Yuri Burger wrote:
> Is it possible to improve my J implementation?
Here's some suggestions (note, I've not studied your
code very carefully -- please do not be insulted if
you've already posted code which does some of these):
(1) As a general rule, the longer a J program is, the
longer it takes to run. In other words, don't try to
do everything at once -- over-optimizing can slow things
down.
(2) Rather than conditional execution, you might be
able to use conditional assignment.

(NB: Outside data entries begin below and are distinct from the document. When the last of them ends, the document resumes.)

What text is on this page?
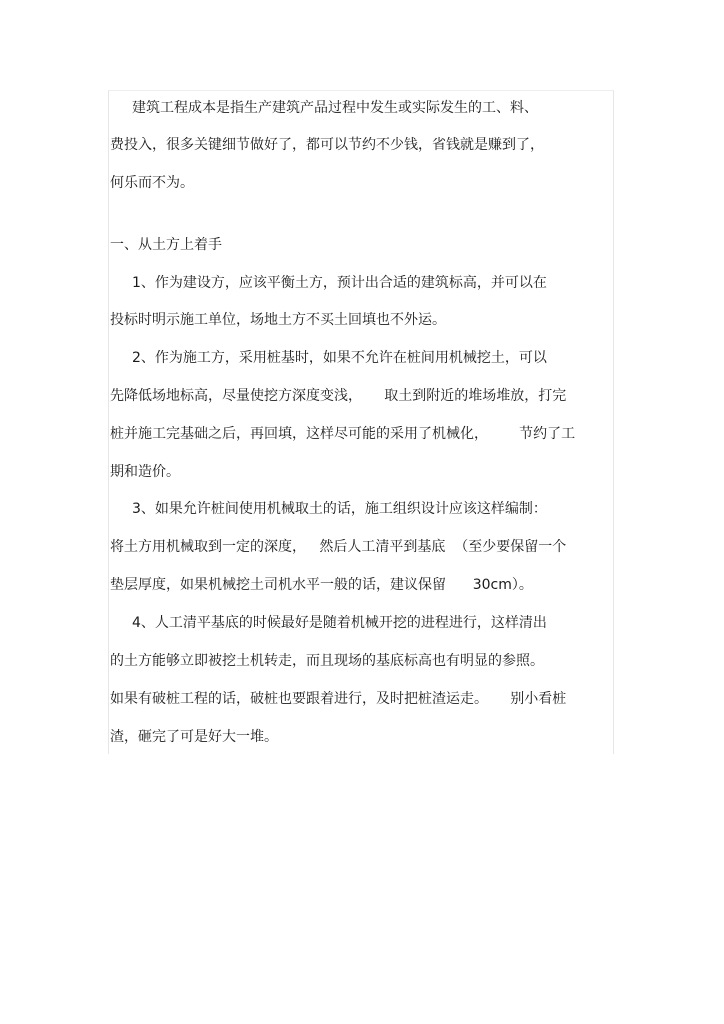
建筑工程成本是指生产建筑产品过程中发生或实际发生的工、料、
费投入，很多关键细节做好了，都可以节约不少钱，省钱就是赚到了，
何乐而不为。
一、从土方上着手
1、作为建设方，应该平衡土方，预计出合适的建筑标高，并可以在
投标时明示施工单位，场地土方不买土回填也不外运。
2、作为施工方，采用桩基时，如果不允许在桩间用机械挖土，可以
先降低场地标高，尽量使挖方深度变浅，     取土到附近的堆场堆放，打完
桩并施工完基础之后，再回填，这样尽可能的采用了机械化，       节约了工
期和造价。
3、如果允许桩间使用机械取土的话，施工组织设计应该这样编制：
将土方用机械取到一定的深度，   然后人工清平到基底  （至少要保留一个
垫层厚度，如果机械挖土司机水平一般的话，建议保留      30cm）。
4、人工清平基底的时候最好是随着机械开挖的进程进行，这样清出
的土方能够立即被挖土机转走，而且现场的基底标高也有明显的参照。
如果有破桩工程的话，破桩也要跟着进行，及时把桩渣运走。     别小看桩
渣，砸完了可是好大一堆。
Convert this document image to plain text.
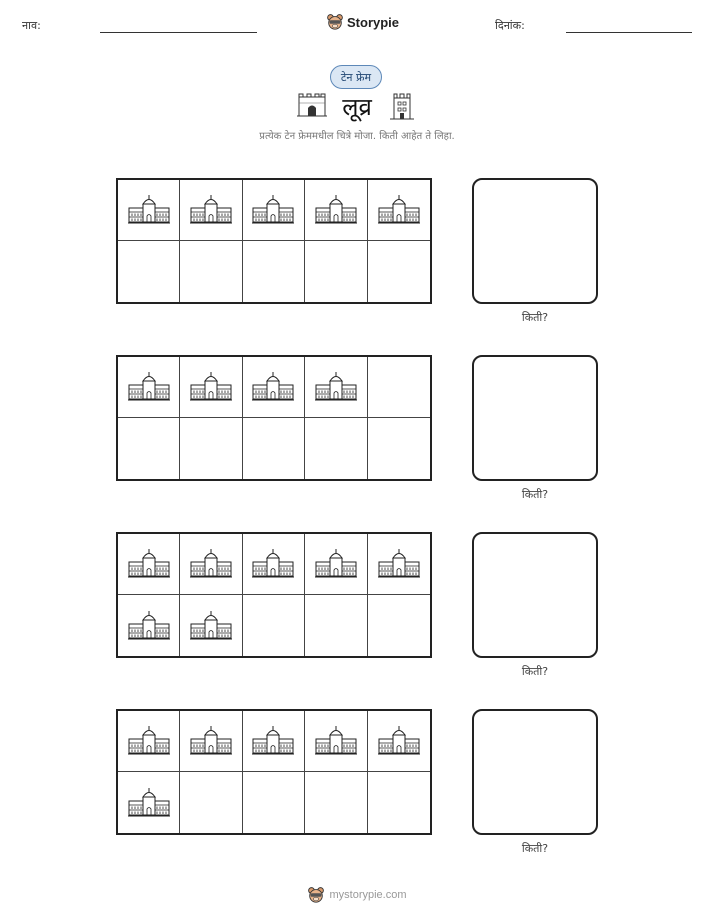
नाव:	Storypie	दिनांक:
टेन फ्रेम
लूव्र
प्रत्येक टेन फ्रेममधील चित्रे मोजा. किती आहेत ते लिहा.
किती?
किती?
किती?
किती?
mystorypie.com
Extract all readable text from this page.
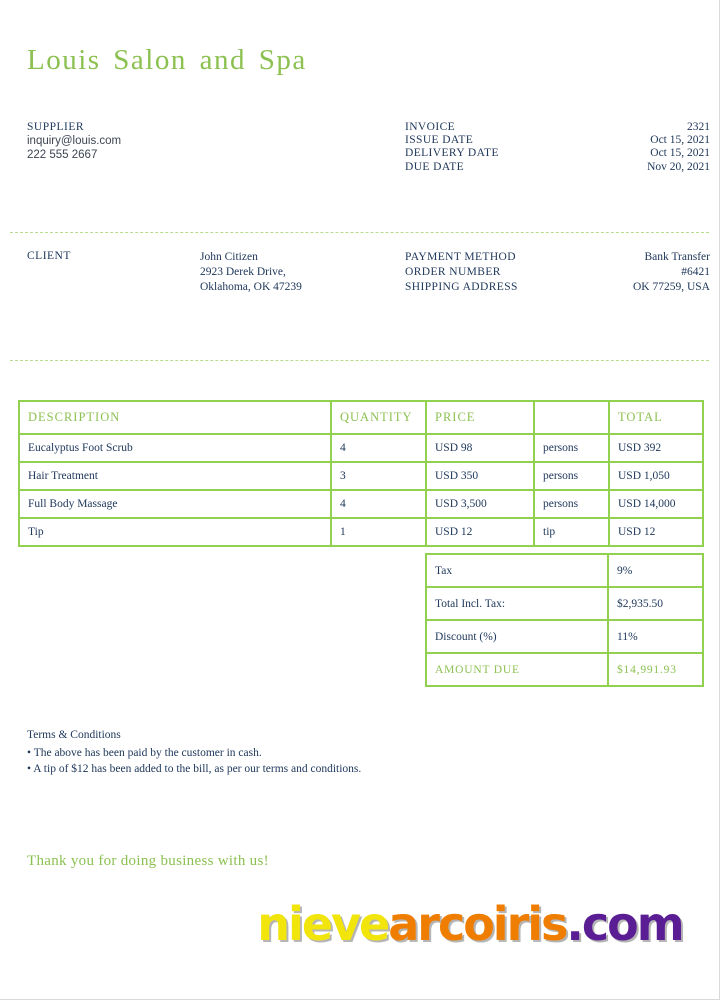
Louis Salon and Spa
SUPPLIER
inquiry@louis.com
222 555 2667
INVOICE	2321
ISSUE DATE	Oct 15, 2021
DELIVERY DATE	Oct 15, 2021
DUE DATE	Nov 20, 2021
CLIENT	John Citizen
2923 Derek Drive,
Oklahoma, OK 47239
PAYMENT METHOD	Bank Transfer
ORDER NUMBER	#6421
SHIPPING ADDRESS	OK 77259, USA
DESCRIPTION	QUANTITY	PRICE		TOTAL
Eucalyptus Foot Scrub	4	USD 98	persons	USD 392
Hair Treatment	3	USD 350	persons	USD 1,050
Full Body Massage	4	USD 3,500	persons	USD 14,000
Tip	1	USD 12	tip	USD 12
Tax	9%
Total Incl. Tax:	$2,935.50
Discount (%)	11%
AMOUNT DUE	$14,991.93
Terms & Conditions
• The above has been paid by the customer in cash.
• A tip of $12 has been added to the bill, as per our terms and conditions.
Thank you for doing business with us!
nievearcoiris.com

Here, you give
global variables a default, and then only update them
if data is present.
For example:
states_z_=. 3 :0
0 10 #: <. 10 * > -.&a: <@".;._2] 0 :0
)
namesURI=:;:'httpPATH HOST PROTOCOL' NB. reversed
splitURI=:(0;(states'');'/:'i.a.)&;:
NB. / : other
6.1 0.6 1.1 NB. 0 start
0.6 2.2 1 NB. 1 protocol
3 0.6 0.6 NB. 2 :
4 0.6 0.6 NB. 3 /
0.6 0.6 5.1 NB. 4 /
6.2 5 5 NB. host part
6 6 6 NB. local part
)
httpPATH=:''
HOST=: ;}.sdgethostname_jsocket_''[require'socket'
PROTOCOL=: 'http'
namesURI gets |.splitURI httpURI
where httpURI has the obvious meaning
2A) rather than repeatedly assigning a bunch of variables to
give them their default values it would probably be more
efficient to spin up a fresh locale for each record to be
parsed.
3) If there's a Host: header provided in the RFC822 headers,
include it in the output, as well as the required Host header.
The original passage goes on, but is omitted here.